Inwi, held by Wana Corporate, filed the lawsuit at Rabat’s commercial tribunal in March alleging that Maroc Telecom broke competition law by holding more than 40 percent of the market. 

Maroc Telecom is required by a law adopted in 2007 to open its telecoms infrastructure to other operators.

In September 2016, Moroccan telecoms regulator ANRT addressed a notice to Maroc Telecom calling it to abide by the regulations governing local-loop unbundling.

According to ANRT's most recent figures up to December 2017, Maroc Telecom held 42.1 percent of the country's mobile market against 23 percent for its competitor Inwi.

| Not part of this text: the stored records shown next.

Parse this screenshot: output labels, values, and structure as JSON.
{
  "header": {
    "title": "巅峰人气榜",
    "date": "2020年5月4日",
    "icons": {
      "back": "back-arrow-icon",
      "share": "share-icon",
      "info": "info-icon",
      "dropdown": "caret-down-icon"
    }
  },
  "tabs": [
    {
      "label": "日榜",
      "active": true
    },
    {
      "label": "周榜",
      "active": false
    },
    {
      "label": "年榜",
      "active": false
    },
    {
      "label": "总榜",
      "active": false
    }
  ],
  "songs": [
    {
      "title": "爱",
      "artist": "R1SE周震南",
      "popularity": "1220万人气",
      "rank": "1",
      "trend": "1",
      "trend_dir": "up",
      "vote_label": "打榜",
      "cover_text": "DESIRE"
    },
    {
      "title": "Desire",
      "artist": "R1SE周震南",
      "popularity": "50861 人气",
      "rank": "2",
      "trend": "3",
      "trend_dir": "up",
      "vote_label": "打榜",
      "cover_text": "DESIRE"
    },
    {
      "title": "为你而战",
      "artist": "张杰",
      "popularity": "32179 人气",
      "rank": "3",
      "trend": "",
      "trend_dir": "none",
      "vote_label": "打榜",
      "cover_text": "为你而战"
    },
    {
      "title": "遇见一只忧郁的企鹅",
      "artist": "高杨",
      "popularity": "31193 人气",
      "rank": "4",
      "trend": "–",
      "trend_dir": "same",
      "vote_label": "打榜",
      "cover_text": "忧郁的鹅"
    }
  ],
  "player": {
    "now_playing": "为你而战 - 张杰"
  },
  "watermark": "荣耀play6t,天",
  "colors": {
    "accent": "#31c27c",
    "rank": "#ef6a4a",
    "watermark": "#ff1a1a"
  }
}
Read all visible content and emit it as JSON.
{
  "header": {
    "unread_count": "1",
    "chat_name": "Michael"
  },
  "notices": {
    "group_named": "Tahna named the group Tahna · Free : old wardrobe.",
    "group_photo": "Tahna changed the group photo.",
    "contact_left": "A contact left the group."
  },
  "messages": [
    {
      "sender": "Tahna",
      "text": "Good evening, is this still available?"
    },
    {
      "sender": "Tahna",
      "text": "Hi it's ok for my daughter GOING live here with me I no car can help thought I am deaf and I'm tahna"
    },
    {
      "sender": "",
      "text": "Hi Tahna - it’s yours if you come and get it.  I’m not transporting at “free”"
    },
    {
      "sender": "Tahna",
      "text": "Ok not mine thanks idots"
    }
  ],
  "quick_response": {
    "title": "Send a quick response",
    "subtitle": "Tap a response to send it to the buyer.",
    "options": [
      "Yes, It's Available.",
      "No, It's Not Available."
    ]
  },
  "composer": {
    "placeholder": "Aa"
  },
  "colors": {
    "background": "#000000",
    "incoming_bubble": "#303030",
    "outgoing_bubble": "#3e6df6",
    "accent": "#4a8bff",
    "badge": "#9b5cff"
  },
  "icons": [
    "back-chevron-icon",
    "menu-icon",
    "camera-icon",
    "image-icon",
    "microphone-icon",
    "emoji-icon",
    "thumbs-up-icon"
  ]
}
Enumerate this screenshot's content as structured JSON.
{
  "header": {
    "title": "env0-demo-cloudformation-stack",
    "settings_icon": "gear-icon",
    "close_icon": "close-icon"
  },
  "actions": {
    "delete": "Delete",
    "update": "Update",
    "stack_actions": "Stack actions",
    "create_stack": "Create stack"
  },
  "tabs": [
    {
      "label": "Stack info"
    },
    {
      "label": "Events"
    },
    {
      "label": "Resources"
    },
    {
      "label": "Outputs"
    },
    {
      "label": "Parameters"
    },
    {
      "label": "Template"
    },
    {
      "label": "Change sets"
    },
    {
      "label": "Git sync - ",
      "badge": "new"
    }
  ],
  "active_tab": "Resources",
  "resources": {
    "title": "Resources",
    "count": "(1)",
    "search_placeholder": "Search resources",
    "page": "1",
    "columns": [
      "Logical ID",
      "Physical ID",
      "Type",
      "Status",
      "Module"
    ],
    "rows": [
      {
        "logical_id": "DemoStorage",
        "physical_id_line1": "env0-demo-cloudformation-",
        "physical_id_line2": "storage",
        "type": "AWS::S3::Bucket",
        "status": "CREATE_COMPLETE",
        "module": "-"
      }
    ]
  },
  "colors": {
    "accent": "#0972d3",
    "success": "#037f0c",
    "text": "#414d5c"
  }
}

Maroc Telecom held 84 percent of the fixed line telephone market against 12.6 percent for Inwi, and nearly 48.9 percent of the internet market against Inwi’s 23.5 percent share, according to the ANRT data.

Maroc Telecom, listed on both the Casablanca Stock Exchange and Euronext Paris, is 53 percent controlled by the UAE’s Etisalat with the Moroccan state owning 30 percent of the company.

Inwi is 69 percent owned by a holding company controlled by the Moroccan royal family. Kuwait’s Zain ZAIN.KW and Kuwaiti Investment Authority’s Al Ajial Investments bought 15.5 percent each in a joint deal for 31 percent of the operator in 2009.